Largest Value in Array (Recursive Approach)
- Base Case: If the list size is 1, the largest element is the only element.
- Recursive Step: To find the largest element in list[a]…list[b]:
- Find the largest element in list[a + 1]…list[b] and call it max.
- Compare list[a] and max.
- If list[a] >= max, the largest element is list[a].

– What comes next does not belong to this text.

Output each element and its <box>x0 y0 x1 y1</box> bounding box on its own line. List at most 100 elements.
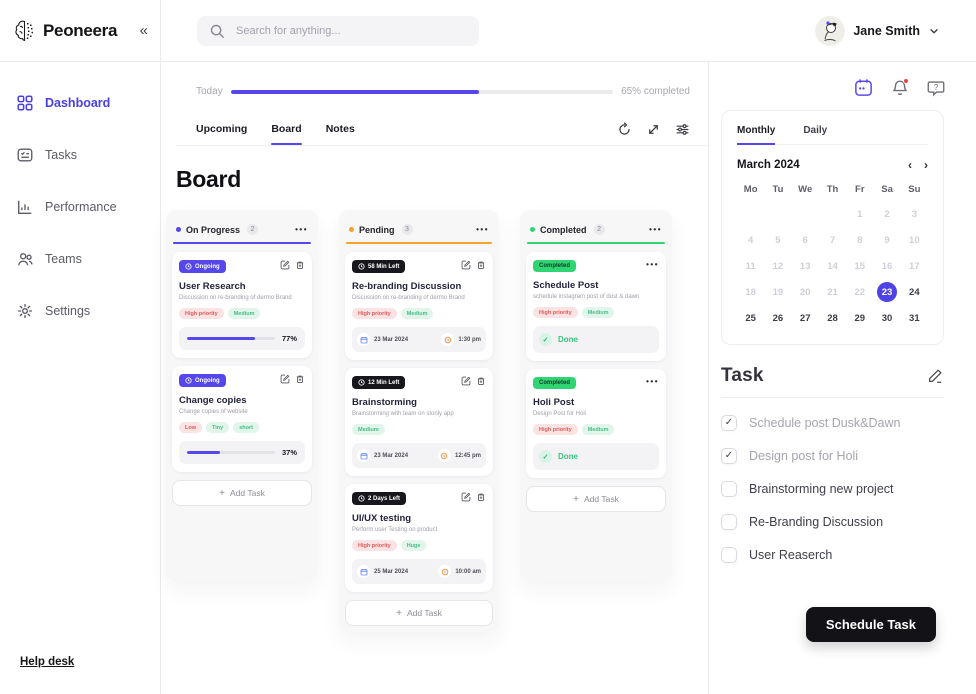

- Otherwise, the largest element is max.
public static int largest(int[] list, int lowerIndex, int upperIndex) {
int max;
if (lowerIndex == upperIndex)
return list[lowerIndex];
else {
max = largest(list, lowerIndex + 1, upperIndex);
if (list[lowerIndex] >= max)
return list[lowerIndex];
else
return max;
}
}
Execution of Largest
- Example: largest(list, 0, 3) with list = {5, 10, 12, 8}
Recursive Fibonacci
- Definition: rFibNum(a, b, n)
- a if n = 1
- b if n = 2
- rFibNum(a, b, n-1) + rFibNum(a, b, n-2) if n>2.
public static int rFibNum(int a, int b, int n) {
if (n == 1)
return a;
else if (n == 2)
return b;
else
return rFibNum(a, b, n -1) +
rFibNum(a, b, n - 2);
}
Fibonacci Numbers
- Fibonacci Series: 0, 1, 1, 2, 3, 5, 8, 13, 21, 34, 55, 89,…
- Indices: 0, 1, 2, 3, 4, 5, 6, 7, 8, 9, 10, 11
- Recursive Definition:
- fib(0) = 0
- fib(1) = 1
- fib(index) = fib(index -1) + fib(index -2) for index >= 2
- Example: fib(3) = fib(2) + fib(1) = (fib(1) + fib(0)) + fib(1) = (1 + 0) + fib(1) = 1 + fib(1) = 1 + 1 = 2
Fibonacci Numbers (cont.)
- Illustrates the call order and return values for fib(4), showcasing multiple calls to fib(1) and fib(0).
Recursive Palindrome in Java
public class RecursivePalindrome {
public static boolean isPalindrome(String s) {
return isPalindrome(s, 0, s.length() - 1);
}
private static boolean isPalindrome(String s, int low, int high) {
if (high <= low) // Base case
return true;
else if (s.charAt(low) != s.charAt(high)) // Base case
return false;
else
return isPalindrome(s, low + 1, high - 1);
}
public static void main(String[] args) {
System.out.println("Is moon a palindrome? " + isPalindrome("moon"));
System.out.println("Is noon a palindrome? " + isPalindrome("noon"));
System.out.println("Is a a palindrome? " + isPalindrome("a"));
System.out.println("Is aba a palindrome? " + isPalindrome("aba"));
System.out.println("Is ab a palindrome? " + isPalindrome("ab"));
}
}
Characteristics of Recursion
- Base Cases: One or more base cases are used to stop recursion.
- Reduction: Every recursive call reduces the original problem, bringing it closer to a base case.
- Subproblems: Recursion solves a problem by breaking it into subproblems.
- Resemblance: If a subproblem resembles the original problem, the same approach can be applied recursively.
- Smaller Size: Subproblems are almost the same as the original problem but with a smaller size.